UK - The National Association of Pension Funds (NAPF) has called for radical reductions to the amount UK workers can pay in tax-free pension contributions.

Suggestions to lower the tax-free threshold from £225,000 to £50,000 in annual contributions were made last week ahead of this week's emergency Budget, the first by the new coalition government.

The NAPF's chief executive Joanne Segars called for the changes to be implemented instead of the new pension tax relief system or risk "weakening" workplace pensions.

The NAPF said the reforms implemented under the Finance Act 2010 introduced "uncertainty and confusion" for individual savers, as well as potentially costing £3bn to implement.

Under the changes, high-income earners in the 50% tax bracket would only receive tax relief of 20 pence per £1 contributed, in line with the basic tax rather than the 50% tax rate.

Segars said: "The move would ensnare many others beyond the high earners being targeted and would weaken the approach to workplace pensions."

The NAPF argued that while it did not have access to all the relevant data, it believed the £3bn the government hoped to gain under the Finance Act could also be made with the lower tax-free threshold.

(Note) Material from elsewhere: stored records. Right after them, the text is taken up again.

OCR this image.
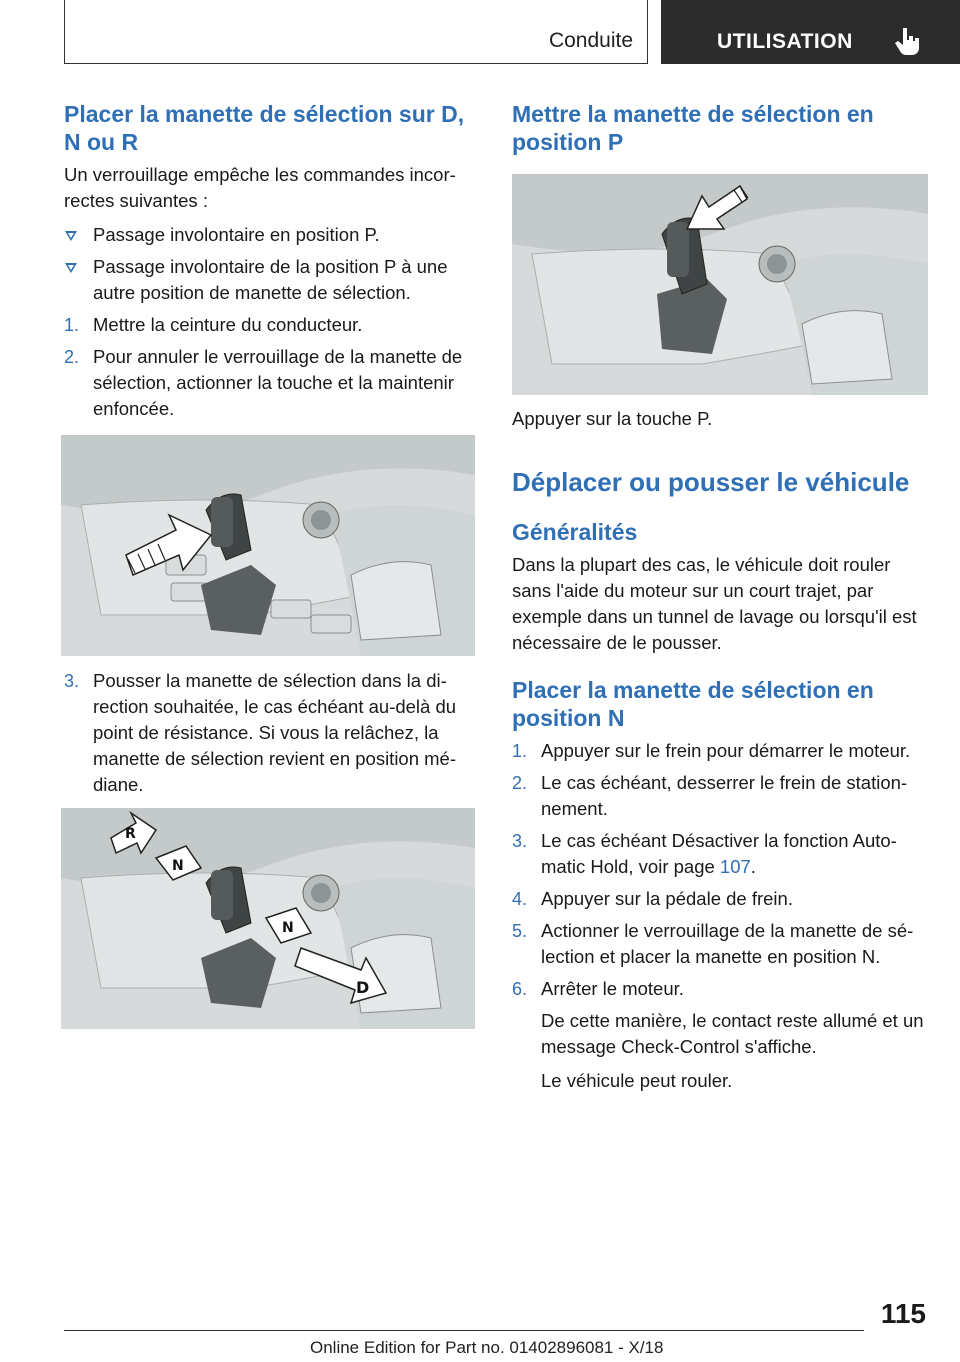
Conduite	UTILISATION
Placer la manette de sélection sur D, N ou R

Un verrouillage empêche les commandes incor-rectes suivantes :

Passage involontaire en position P.
Passage involontaire de la position P à une autre position de manette de sélection.
1. Mettre la ceinture du conducteur.
2. Pour annuler le verrouillage de la manette de sélection, actionner la touche et la maintenir enfoncée.
3. Pousser la manette de sélection dans la di-rection souhaitée, le cas échéant au-delà du point de résistance. Si vous la relâchez, la manette de sélection revient en position mé-diane.
R
N
N
D
Mettre la manette de sélection en position P

Appuyer sur la touche P.

Déplacer ou pousser le véhicule
Généralités

Dans la plupart des cas, le véhicule doit rouler sans l'aide du moteur sur un court trajet, par exemple dans un tunnel de lavage ou lorsqu'il est nécessaire de le pousser.

Placer la manette de sélection en position N
1. Appuyer sur le frein pour démarrer le moteur.
2. Le cas échéant, desserrer le frein de station-nement.
3. Le cas échéant Désactiver la fonction Auto-matic Hold, voir page 107.
4. Appuyer sur la pédale de frein.
5. Actionner le verrouillage de la manette de sé-lection et placer la manette en position N.
6. Arrêter le moteur.

De cette manière, le contact reste allumé et un message Check-Control s'affiche.

Le véhicule peut rouler.

115
Online Edition for Part no. 01402896081 - X/18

Further, she called for the government to issue more long-dated and index-linked gilts to help pension funds manage risk, saying it was a "win-win-win solution" for employers, pension schemes and the government.

"Skewing issuance toward longer maturities would provide the government with a cheap and secure source of finance at a time of exceptionally large public-sector deficits," she said.

Separately, the organisation welcomed the decision to establish a commission on public-sector pensions, which is to be chaired by former Work & Pensions minister John Hutton.